NHS 75: Rapid staff additions needed, chief says – BBC News

  • By Jenny Rees
  • BBC Wales health correspondent


The NHS is under increasing pressure as it marks 75 years since its founding

The head of the NHS in Wales, Judith Paget, acknowledged the need for “rapid increases in staff numbers”, as well as fast-moving changes.

He also doesn’t rule out withdrawing from treatment until patients make lifestyle changes to improve their health.

Ms Paget spoke as the service marked its 75th anniversary.

On the issue of withdrawal from lifestyle treatments, he said: “If there’s good evidence to think about what that might look like, I think it’s a possibility.

“We know that when people are obese, their ability to respond well to surgical procedures and recover well is compromised. What we want to do is support people to lose weight before they have surgical procedures.”

But he is clear that he “will struggle with the concept of rejecting people’s medication based on some of their lifestyle choices”.


Judith Paget says the NHS has evolved, but more changes are needed

Ms Paget acknowledged the need for service changes as she faced growth in demand for services, with referrals alone having risen 13% in the past year.

That’s set against a backdrop of around 5,000 vacancies, according to Stats Wales, which also acknowledged this may be an underestimation.

He said progress on wiping out the pandemic’s backlog has been slower than he’d like, but insisted “we’ll get there”.

The waiting list for treatment in Wales currently stands at over 743,300 – approximately 582,000 individual patients – with the Welsh government’s goal of reducing waiting times still unfulfilled.

‘Big challenges ahead’

“I think we need to change what we do,” he said. “One of the things we really need to focus on is how we focus on keeping people healthy: preventing poor health; supporting our patients to make good choices around what they do.”

He pointed to the “big challenges ahead of us” posed by obesity and diabetes and the need for people to take good care of themselves.

However, the way services are delivered has changed, he said.

Ten years ago a controversial plan to concentrate some specialist services in south Wales was scrapped.

image source, Getty’s image


Services are experiencing low staff morale and patient frustration over access to care

Different models are developing, but with the development of regional diagnostic centers and centers specializing in orthopedics and ophthalmic surgery all serving patients from multiple health boards, waiting times have reframed the discussion.

“I think it’s very important to have conversations with communities that may be affected by any change, but what we definitely need to do is focus our resources on providing the best health outcomes for patients.

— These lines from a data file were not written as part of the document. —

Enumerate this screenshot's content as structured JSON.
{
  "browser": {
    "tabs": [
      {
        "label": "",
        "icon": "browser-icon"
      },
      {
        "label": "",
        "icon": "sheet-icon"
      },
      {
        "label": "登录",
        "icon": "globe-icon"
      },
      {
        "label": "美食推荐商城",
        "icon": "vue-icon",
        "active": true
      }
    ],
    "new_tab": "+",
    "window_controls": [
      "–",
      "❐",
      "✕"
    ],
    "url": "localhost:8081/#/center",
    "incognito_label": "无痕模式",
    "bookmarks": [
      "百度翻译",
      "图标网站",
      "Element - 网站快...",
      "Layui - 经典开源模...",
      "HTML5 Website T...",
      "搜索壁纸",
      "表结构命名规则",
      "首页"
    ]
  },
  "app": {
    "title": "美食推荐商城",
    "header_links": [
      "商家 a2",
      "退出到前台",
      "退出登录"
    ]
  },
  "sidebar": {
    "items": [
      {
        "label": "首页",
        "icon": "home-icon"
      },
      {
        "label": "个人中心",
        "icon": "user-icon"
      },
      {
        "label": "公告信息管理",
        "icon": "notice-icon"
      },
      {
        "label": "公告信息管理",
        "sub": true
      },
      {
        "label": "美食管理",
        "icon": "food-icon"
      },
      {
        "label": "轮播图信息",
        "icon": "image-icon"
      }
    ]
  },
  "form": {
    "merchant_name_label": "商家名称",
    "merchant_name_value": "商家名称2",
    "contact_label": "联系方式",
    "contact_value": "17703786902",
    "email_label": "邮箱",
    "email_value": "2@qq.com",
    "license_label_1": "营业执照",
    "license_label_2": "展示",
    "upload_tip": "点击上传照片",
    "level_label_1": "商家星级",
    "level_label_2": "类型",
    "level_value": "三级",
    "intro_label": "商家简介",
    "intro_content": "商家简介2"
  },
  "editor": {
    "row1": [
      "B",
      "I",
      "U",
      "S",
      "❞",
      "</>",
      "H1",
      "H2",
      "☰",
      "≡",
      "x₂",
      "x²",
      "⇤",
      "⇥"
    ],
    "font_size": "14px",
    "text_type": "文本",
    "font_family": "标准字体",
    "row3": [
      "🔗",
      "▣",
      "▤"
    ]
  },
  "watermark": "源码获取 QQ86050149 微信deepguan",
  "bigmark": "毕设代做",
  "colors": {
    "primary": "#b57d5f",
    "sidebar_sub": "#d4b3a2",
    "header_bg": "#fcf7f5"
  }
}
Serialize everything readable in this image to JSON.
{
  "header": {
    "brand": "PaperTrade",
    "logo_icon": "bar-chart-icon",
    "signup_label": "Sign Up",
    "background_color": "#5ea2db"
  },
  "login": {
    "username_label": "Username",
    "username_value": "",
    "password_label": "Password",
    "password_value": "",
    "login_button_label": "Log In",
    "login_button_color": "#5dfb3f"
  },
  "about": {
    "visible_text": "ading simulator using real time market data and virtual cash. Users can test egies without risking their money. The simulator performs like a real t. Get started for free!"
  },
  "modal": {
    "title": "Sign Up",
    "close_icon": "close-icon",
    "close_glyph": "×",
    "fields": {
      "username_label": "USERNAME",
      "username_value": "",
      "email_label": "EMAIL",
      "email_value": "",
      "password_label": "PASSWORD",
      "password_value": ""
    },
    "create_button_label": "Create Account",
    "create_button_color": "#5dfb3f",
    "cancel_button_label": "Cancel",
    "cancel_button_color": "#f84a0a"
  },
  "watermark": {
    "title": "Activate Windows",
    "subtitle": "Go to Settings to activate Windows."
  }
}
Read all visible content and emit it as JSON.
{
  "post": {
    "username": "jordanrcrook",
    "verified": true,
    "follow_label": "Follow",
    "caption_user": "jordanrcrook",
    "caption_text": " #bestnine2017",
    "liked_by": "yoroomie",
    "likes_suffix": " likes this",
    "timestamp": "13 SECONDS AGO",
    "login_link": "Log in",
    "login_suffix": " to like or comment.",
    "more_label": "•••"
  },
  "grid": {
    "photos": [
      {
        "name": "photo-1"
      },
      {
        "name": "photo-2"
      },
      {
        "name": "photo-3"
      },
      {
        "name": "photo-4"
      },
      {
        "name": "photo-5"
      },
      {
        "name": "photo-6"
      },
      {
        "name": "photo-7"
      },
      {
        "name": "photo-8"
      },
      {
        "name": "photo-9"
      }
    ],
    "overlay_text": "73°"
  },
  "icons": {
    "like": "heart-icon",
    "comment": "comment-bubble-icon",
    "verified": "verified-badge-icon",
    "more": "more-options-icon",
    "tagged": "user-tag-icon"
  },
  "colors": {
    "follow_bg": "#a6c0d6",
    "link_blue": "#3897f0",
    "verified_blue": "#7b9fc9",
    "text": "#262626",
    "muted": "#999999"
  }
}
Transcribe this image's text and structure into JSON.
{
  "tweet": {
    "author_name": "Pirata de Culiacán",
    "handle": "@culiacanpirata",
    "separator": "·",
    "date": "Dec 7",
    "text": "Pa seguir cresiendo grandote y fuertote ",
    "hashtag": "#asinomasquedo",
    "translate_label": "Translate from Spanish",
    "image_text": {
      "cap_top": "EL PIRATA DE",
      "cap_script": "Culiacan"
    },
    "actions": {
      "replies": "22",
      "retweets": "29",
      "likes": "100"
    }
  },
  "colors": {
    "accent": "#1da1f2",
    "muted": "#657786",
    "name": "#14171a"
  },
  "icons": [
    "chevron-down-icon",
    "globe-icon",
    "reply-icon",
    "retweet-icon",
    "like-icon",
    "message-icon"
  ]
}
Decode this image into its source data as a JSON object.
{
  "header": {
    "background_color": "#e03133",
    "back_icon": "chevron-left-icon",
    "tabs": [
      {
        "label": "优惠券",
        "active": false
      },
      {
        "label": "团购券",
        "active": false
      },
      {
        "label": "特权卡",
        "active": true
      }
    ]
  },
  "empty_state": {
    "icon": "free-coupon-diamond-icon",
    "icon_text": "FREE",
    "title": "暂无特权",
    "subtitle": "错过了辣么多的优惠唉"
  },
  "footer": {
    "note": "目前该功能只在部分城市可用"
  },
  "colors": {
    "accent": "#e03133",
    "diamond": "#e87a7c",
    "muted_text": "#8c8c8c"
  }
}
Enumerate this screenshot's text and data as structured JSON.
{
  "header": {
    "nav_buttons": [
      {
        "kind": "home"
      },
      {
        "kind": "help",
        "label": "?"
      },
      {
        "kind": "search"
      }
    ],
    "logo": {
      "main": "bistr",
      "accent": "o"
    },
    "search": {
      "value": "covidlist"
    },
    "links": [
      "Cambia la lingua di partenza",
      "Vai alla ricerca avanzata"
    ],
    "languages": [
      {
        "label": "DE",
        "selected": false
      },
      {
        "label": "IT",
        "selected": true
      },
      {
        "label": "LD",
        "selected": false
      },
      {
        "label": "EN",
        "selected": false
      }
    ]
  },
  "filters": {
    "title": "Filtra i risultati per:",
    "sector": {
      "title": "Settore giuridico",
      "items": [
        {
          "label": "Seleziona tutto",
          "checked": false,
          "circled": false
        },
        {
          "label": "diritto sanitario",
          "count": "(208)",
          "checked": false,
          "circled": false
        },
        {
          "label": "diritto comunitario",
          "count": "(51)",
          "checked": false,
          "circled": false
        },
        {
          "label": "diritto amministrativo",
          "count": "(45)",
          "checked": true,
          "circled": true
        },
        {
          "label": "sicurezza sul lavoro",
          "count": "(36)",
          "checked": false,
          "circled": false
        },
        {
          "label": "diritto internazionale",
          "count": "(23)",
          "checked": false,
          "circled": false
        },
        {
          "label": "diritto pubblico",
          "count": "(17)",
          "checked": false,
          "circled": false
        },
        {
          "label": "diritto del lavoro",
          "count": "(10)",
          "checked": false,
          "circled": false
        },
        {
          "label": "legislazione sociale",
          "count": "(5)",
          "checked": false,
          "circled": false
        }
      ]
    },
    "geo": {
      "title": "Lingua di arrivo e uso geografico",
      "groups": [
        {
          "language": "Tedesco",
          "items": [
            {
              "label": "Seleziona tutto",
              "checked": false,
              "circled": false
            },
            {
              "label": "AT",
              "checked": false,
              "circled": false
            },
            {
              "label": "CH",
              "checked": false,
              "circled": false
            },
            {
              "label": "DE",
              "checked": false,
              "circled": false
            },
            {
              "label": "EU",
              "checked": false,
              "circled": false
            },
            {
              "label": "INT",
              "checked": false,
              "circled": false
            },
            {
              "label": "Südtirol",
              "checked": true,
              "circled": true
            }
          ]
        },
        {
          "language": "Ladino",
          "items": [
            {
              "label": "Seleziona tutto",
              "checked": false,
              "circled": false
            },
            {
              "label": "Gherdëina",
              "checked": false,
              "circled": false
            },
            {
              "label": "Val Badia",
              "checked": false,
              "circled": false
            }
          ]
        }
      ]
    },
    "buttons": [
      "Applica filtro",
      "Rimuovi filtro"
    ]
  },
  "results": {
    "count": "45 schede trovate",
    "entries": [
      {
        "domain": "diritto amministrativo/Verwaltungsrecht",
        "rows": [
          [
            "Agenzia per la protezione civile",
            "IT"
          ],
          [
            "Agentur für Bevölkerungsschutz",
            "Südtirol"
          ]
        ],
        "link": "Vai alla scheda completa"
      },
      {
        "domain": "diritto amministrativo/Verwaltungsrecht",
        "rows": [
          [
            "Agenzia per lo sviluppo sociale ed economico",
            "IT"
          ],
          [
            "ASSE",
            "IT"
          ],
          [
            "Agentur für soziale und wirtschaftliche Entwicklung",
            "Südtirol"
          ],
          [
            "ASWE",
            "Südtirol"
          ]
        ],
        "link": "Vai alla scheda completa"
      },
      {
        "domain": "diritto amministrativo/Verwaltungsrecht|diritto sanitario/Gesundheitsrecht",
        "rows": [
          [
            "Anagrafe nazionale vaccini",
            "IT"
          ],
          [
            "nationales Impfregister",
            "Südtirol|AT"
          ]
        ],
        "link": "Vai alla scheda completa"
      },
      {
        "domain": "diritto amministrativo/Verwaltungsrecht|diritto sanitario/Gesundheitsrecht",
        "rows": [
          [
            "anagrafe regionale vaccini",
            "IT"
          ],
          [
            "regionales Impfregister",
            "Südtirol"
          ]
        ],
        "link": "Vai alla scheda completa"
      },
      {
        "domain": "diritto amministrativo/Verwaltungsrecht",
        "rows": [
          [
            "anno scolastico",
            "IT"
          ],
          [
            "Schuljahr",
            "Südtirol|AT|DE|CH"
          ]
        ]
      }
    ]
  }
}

“What we’re seeing right now is technology and research pulling us in both directions.

“There’s so much more we can do outside of the hospital in people’s homes; in the local community; in local doctors’ surgeries, GP surgeries; in other primary care settings.

“So we have something that attracts us like this — to decentralize. And then obviously we have another attraction, which is about the need to more centralize our highly specialized services.


NHS architect Aneurin Bevan met teenager Sylvia Beckingham, who was the first NHS patient admitted to a Manchester hospital in 1948

“We need to provide opportunities for people to access diagnostics very quickly and the most efficient and effective way of doing that is in larger centers where we centralize everything together.”

Given low staff morale and patient frustration over access to care, is the 75th anniversary of the NHS a moment to celebrate, or take stock?

“I think we should celebrate NHS staff,” he said.

“They’ve been through a lot over the last few years. They are constantly being challenged.

“I think the constant criticism that they feel really takes a toll on their morale as well.

“So I think it’s time to yes, take stock and reflect. But, actually, I think there is a much stronger need to celebrate what staff in the NHS do every day to support us.”